Sollte einem einmal in lockerer Runde das Gesprächsthema ausgehen, reicht es meist, ein paar Sätze zu Filesharing, Raubkopien und Onlinebetrügereien einzuwerfen: Dazu hat jeder eine Meinung oder ein paar Erfahrungen beizusteuern. Sei es über Ärger beim Ebay-Verkauf, die raffgierige Musikindustrie oder das halbherzige Vorgehen der Justiz gegen Abofallen und andere Abzocker. Hat man Glück, ist ein Vertreter in der Runde, der den Schaden anprangert, der der Wirtschaft durch illegale Kopien entsteht: Dann ist garantiert, dass die Diskussion noch ein Weile andauert.
Erstaunlich ist, dass zu einem Thema, zu dem jeder eine Meinung hat, so wenig neutrale Umfragen vorliegen. Eine sehr interessante kommt jetzt vom Institut für Strategieentwicklung (IFSE) an der Universität Witten/Herdecke.

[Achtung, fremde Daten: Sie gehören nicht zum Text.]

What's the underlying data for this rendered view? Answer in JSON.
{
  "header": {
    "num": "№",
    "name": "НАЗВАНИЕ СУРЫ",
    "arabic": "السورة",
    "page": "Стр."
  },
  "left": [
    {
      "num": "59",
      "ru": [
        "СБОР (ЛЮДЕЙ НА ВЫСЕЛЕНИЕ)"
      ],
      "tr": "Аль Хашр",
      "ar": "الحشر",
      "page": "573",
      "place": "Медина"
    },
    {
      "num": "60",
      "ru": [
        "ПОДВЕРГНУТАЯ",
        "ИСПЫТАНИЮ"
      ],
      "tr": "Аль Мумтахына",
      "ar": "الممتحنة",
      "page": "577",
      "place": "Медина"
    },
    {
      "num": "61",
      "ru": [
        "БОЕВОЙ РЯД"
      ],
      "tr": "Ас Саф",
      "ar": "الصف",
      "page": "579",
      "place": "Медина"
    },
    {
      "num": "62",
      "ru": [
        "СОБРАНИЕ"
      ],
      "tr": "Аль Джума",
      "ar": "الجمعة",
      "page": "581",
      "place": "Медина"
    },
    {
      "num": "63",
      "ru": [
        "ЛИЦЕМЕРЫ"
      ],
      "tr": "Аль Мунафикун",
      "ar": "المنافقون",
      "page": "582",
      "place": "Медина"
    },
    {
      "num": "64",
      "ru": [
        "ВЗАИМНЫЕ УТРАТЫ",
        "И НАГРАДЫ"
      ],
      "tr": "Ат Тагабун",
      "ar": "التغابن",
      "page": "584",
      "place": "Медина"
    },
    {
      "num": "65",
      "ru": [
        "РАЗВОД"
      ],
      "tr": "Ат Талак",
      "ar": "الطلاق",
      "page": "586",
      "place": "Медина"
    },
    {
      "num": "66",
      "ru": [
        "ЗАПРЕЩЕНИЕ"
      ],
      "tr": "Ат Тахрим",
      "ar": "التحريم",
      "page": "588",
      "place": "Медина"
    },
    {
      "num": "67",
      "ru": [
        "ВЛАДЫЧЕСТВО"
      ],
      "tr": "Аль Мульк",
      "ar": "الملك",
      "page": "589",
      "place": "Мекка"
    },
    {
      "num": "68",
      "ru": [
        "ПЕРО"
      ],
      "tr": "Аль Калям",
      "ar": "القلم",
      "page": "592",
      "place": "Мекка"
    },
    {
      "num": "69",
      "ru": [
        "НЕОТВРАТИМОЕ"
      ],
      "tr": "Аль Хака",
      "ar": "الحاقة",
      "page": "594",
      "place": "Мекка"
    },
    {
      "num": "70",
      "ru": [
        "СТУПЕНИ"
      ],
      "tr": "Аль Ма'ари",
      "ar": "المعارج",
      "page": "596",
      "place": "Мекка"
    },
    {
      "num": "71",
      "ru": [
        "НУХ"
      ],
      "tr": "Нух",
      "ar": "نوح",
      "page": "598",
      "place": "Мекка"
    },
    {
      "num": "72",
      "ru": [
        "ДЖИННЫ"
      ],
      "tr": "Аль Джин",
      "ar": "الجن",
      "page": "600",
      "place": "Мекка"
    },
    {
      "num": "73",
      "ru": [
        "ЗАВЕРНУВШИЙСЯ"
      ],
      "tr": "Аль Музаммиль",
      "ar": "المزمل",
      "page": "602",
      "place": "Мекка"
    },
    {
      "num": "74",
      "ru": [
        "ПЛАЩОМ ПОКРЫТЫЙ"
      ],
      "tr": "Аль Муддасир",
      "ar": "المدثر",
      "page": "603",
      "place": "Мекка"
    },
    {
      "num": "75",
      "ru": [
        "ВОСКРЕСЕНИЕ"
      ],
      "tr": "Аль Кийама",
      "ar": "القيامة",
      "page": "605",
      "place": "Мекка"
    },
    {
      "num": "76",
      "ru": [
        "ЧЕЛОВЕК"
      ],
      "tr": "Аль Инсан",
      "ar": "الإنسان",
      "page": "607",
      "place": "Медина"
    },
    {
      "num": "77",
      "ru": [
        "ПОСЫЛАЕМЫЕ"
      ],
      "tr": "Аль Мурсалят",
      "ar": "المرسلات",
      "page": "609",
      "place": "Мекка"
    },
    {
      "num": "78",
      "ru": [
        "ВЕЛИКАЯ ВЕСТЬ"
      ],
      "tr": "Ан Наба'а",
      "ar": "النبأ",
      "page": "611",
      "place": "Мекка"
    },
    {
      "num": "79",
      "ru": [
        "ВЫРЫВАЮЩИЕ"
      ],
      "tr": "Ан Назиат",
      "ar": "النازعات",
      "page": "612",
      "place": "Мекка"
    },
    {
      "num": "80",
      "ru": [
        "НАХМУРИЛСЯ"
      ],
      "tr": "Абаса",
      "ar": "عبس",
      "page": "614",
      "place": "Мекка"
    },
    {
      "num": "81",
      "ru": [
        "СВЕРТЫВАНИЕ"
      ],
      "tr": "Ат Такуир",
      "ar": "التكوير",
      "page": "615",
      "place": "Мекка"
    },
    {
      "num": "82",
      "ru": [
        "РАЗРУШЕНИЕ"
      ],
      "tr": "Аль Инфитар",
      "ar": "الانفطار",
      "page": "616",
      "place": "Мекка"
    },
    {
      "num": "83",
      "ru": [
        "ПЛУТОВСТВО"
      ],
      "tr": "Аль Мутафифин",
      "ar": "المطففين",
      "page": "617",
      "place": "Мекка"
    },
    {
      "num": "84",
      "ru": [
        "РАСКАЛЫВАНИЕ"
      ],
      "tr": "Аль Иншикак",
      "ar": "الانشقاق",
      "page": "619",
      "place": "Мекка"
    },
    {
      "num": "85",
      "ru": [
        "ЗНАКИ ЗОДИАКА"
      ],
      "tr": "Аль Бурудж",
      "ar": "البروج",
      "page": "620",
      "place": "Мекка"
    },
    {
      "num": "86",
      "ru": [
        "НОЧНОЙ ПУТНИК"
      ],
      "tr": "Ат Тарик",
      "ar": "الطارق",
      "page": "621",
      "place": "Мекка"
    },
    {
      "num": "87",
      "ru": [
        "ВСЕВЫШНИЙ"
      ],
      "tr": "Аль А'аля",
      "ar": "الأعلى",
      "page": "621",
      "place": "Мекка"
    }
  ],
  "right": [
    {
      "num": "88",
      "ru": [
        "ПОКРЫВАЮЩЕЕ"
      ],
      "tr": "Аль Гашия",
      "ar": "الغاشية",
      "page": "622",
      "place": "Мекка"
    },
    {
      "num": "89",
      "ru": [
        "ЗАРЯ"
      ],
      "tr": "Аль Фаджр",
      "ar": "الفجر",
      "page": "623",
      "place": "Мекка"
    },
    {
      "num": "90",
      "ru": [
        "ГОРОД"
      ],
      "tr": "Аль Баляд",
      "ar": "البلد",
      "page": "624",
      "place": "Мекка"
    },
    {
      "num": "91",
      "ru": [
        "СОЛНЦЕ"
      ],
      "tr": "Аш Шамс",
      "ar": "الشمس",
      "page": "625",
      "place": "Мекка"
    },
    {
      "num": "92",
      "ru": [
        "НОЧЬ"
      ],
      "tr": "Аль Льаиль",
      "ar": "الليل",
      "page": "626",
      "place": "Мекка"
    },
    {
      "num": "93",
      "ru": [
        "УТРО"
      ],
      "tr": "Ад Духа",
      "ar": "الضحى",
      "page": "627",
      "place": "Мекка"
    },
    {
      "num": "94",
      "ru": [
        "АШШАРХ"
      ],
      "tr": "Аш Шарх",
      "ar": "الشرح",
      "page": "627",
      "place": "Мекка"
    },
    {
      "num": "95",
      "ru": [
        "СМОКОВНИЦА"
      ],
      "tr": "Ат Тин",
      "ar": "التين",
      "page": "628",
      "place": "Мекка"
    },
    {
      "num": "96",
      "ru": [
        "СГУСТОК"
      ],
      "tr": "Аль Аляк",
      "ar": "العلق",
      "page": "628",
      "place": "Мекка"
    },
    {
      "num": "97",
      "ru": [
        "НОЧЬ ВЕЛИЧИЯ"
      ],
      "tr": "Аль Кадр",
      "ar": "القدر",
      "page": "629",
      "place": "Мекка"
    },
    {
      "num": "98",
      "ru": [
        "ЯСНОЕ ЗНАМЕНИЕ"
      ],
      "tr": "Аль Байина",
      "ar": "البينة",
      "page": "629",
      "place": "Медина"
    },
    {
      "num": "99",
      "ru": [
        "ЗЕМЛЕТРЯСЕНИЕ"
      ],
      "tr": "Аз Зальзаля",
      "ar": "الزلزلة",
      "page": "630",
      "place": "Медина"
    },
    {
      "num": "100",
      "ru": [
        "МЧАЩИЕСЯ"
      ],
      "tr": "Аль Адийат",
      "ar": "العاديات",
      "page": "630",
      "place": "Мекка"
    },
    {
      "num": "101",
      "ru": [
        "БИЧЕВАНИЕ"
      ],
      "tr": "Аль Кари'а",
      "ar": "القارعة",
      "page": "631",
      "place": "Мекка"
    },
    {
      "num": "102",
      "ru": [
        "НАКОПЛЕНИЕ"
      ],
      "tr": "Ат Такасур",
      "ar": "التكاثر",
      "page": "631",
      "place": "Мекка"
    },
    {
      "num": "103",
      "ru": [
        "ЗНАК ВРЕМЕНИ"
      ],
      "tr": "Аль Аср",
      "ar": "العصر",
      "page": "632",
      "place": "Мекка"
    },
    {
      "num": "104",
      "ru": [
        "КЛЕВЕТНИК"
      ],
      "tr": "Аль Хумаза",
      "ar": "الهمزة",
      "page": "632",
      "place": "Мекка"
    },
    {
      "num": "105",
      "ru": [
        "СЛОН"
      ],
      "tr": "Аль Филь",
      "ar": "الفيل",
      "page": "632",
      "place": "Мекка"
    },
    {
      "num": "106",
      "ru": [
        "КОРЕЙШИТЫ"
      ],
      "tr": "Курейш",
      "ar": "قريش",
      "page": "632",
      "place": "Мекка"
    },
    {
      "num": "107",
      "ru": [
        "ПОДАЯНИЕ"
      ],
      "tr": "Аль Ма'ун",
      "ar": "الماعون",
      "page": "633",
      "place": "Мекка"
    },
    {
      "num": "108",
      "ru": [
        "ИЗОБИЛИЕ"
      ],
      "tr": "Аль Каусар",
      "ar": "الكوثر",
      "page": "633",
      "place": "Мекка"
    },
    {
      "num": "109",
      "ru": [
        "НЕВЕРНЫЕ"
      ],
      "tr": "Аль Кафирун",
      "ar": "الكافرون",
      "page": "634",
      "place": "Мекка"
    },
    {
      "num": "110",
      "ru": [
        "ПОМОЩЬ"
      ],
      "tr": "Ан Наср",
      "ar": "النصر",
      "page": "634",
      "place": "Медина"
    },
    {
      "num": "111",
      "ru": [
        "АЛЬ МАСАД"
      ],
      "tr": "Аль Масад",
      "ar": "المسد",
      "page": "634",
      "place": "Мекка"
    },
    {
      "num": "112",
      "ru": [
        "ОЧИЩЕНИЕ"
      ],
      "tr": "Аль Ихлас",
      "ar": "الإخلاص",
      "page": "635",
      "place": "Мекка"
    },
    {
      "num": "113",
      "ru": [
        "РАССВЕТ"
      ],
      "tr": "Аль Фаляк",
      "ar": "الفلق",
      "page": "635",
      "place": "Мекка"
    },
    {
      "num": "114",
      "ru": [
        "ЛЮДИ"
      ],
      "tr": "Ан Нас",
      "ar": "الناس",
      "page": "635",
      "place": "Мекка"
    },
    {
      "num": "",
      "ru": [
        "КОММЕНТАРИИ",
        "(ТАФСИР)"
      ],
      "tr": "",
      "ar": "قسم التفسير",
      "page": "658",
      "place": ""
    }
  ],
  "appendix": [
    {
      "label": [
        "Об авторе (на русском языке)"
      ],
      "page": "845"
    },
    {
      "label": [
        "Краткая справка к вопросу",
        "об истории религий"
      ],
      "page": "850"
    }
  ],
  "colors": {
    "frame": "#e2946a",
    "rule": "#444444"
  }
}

Es erforscht den Umgang mit digitalen Inhalten, hinterfragt aber auch die gesellschaftlichen, kulturellen, politischen, rechtlichen, wirtschaftlichen und technischen Herausforderungen der Gesellschaft im Internetzeitalter. Bei einer im November 2010 veröffentlichten repräsentativen Online-Umfrage unter den 6,67 Millionen Internetnutzern in Deutschland im Alter von 14 bis 64 Jahren, den sogenannten „Webaktiven“, hat das Institut vor allem Einstellungen und Ansichten zu gesetzgeberischen Eingriffen ins Internet und Fragen des Urheberrechts ermittelt. Ausgewertet wurden die Antworten von etwas über tausend Teilnehmern.
Twitterer sind politisch interessiert
Das Interesse der Befragten an den Positionen der politischen Parteien zum Thema Internet ist umso ausgeprägter, je besser sie sich ihrer eigenen Einschätzung zufolge mit Computern auskennen. Besonders aufmerksam beobachten eifrige Twitter-Nutzer die Aussagen der Parteien zum Thema Internet: Von denen, die häufig twittern, sind 97 Prozent die Parteipositionen zum Thema Internet wichtig.
Von den Befragten, die nie twittern, sind es nur 55 Prozent. Auch eine hohe Aktivität im eigenen Blog geht in der Regel mit starkem politischem Interesse einher. Einen Zusammenhang von politischem Interesse mit der Aktivität in anderen, gängigen sozialen Netzwerken stellten die Forscher dagegen nicht fest.
43 Prozent befürchten, Opfer zu werden
Nur 7 Prozent der Befragten waren unsicher, ob sie den Unterschied zwischen legalen und illegalen Angeboten im Web bemerken. Und nur 12 Prozent räumten ein, dass sie nicht immer gleich wissen, wann sie einer Website vertrauen können. Die Webaktiven sind also in der Regel ausgesprochen selbstsicher. Angesichts der immer ausgefeilteren Methoden und der Tendenz, Malware auch über als seriös bekannte Webseiten zu verbreiten, müssten aber selbst Web-Profis ständig überprüfen, ob ihr Wissen auf dem aktuellen Stand ist, so die Autoren der Studie.
Die Zahlen werden durch die Antworten auf eine weitere Frage etwas relativiert: Insgesamt befürchten nämlich 43 Prozent der Webaktiven mehr oder weniger stark, im Internet Opfer von Betrug, Datenmissbrauch oder sonstiger krimineller Handlungen zu werden. Von ihnen wünschen sich 58 Prozent mehr Gesetze, um dagegen vorzugehen. Und selbst von denen, die nicht befürchten, im Internet Opfer zu werden, sehen 27 Prozent die Legislative in der Pflicht.
Die geforderten rechtlichen Rahmenbedingungen sollen anscheinend vor allem dem Schutz der Verbraucher dienen. Gesetzen oder Regelungen, die einem sogenannten „Three-Strikes-Modell“ nahekommen, sind wenig populär: Pläne, Personen wegen Urheberrechtsverletzungen zu verwarnen, unterstützen nur 12 Prozent. Sie bei wiederholten Verstößen mit Netzsperren zu betrafen, halten 16 Prozent für ein vertretbares Instrument.